Wiesner has a discretionary R&D fund to which TWI’s engineers and scientists can apply for enough capital to kick-start a project and see where it leads.
The organisation’s roster of technologies is impressive. One of the most significant, according to Wiesner, is friction stir welding, which emerged from TWI in the 1990s and is now used to engineer everything from Japanese bullet trains to rocket fuel tanks.
More recent innovations include Clearweld, a novel technique for joining clear plastics without forming an opaque bond; Vitresyn, a novel method for making transparent ceramic/polymer composite materials; and Surfi-Sculpt, an electron beam process for creating intricate surface features.

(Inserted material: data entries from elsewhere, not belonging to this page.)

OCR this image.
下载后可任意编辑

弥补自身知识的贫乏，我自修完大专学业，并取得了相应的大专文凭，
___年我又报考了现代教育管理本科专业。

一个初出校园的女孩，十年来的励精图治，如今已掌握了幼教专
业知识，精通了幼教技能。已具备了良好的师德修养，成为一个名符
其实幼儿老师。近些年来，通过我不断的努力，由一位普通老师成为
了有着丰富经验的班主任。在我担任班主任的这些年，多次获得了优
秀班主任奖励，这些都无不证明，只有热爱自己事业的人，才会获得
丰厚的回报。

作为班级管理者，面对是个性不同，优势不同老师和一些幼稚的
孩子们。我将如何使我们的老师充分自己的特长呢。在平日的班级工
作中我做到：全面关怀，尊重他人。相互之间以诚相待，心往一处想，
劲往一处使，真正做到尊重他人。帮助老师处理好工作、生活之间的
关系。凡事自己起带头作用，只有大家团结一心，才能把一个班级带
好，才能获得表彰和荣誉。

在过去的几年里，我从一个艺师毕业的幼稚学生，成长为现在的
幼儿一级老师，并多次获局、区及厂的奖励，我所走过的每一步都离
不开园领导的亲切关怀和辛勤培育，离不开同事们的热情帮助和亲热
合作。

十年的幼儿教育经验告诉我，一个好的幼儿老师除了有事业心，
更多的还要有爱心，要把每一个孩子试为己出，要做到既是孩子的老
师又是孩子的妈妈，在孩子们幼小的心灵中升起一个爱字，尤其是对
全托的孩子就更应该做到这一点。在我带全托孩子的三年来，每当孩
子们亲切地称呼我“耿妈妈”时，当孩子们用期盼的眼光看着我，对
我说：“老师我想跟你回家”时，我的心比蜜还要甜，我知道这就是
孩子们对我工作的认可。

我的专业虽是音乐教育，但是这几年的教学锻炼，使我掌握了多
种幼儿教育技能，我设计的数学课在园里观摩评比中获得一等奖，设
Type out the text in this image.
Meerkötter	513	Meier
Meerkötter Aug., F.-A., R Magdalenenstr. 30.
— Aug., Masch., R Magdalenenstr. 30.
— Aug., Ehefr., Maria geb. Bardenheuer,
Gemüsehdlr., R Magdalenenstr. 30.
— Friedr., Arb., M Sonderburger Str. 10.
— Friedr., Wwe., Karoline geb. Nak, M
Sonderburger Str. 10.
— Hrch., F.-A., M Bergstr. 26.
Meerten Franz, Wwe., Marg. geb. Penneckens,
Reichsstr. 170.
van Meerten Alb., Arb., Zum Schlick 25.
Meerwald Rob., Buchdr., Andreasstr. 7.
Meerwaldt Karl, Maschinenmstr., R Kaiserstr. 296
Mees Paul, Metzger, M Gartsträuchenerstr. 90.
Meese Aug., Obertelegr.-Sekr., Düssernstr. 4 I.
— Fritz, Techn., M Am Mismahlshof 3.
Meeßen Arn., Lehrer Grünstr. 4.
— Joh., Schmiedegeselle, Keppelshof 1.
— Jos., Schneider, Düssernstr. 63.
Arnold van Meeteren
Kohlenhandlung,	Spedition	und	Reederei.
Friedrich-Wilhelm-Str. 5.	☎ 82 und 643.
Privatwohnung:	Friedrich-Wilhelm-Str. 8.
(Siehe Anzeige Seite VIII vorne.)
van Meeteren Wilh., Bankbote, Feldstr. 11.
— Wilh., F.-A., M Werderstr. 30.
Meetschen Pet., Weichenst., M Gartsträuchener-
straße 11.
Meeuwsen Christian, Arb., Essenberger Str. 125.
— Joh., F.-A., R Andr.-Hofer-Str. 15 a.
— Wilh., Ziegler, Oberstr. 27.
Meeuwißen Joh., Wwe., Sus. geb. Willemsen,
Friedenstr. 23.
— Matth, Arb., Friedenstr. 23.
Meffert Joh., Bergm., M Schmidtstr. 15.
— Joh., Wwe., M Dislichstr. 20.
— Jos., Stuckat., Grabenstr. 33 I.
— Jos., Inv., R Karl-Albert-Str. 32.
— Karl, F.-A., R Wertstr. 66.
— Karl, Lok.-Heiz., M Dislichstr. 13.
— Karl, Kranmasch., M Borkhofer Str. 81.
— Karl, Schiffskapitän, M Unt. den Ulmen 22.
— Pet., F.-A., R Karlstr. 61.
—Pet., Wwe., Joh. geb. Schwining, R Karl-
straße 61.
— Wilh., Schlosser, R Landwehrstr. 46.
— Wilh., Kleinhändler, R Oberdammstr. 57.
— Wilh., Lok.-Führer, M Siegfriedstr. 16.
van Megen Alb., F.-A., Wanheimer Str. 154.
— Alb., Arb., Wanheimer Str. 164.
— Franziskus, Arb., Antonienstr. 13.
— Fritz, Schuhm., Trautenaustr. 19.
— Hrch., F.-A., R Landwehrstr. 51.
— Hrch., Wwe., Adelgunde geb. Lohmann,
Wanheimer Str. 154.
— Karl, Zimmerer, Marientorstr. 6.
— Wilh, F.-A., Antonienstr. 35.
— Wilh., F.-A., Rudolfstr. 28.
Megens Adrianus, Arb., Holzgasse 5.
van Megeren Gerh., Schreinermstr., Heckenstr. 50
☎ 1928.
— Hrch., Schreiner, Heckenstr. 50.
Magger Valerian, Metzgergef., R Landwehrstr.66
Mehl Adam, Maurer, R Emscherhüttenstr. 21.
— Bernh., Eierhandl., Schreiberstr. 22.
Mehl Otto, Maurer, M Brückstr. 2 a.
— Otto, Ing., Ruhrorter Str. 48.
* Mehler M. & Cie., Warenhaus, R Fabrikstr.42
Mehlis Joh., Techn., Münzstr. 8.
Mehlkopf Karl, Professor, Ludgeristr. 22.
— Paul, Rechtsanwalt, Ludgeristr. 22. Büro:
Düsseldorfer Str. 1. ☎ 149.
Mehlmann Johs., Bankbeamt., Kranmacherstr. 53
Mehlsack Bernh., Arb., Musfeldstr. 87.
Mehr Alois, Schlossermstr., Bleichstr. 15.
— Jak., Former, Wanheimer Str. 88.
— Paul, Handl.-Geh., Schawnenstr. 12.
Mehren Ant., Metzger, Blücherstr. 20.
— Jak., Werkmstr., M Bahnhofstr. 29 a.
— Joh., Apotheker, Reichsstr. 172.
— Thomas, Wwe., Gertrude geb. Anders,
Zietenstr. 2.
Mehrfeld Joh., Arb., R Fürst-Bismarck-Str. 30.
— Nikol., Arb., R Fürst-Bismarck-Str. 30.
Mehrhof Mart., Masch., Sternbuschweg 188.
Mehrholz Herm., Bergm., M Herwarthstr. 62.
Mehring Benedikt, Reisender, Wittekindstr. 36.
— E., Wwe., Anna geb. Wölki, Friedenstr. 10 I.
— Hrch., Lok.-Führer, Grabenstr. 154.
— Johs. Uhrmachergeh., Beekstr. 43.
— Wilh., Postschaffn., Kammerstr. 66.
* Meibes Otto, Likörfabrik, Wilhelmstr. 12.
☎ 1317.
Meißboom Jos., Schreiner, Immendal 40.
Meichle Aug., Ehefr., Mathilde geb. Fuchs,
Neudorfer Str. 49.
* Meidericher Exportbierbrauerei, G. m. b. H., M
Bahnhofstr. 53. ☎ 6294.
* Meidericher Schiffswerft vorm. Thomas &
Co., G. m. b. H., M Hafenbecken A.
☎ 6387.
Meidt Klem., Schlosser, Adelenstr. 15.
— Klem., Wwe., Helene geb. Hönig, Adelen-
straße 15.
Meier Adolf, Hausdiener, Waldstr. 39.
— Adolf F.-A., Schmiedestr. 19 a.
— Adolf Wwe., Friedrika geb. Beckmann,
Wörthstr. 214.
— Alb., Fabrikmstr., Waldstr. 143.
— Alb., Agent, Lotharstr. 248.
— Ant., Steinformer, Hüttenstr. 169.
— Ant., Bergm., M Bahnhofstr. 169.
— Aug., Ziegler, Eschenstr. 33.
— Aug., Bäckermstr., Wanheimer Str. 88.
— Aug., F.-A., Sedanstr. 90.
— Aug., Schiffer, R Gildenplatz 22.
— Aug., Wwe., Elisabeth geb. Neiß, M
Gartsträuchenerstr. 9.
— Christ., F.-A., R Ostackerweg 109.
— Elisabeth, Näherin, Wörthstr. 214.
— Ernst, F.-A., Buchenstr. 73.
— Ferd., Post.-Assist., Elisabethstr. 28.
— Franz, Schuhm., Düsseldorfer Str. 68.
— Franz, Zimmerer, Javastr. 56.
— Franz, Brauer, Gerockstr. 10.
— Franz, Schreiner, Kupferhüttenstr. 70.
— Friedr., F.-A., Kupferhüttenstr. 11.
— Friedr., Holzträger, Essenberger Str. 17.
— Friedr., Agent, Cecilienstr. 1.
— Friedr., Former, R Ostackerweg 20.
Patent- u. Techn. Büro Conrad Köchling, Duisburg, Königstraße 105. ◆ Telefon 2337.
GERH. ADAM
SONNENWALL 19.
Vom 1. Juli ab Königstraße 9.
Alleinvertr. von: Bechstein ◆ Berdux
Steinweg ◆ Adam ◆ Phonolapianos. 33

According to Wiesner, such developments will keep TWI’s strong reputation in the increasingly competitive global technology market. ‘There are competitors in every area in which we operate. In some we are pretty close to the leading edge, in others maybe in the upper middle ranks. But I don’t think there is any other organisation that has it all,’ said Wiesner.
He added that as well as its four sites in the UK, TWI is now establishing a presence in key markets abroad — in Iran, Brazil and south-east Asia. ‘Given our size I think we are very influential,’ claimed Wiesner. ‘This is a 500-staff organisation, and for a fairly small company that’s quite a step. But we think we are well connected and well reputed enough to make it.’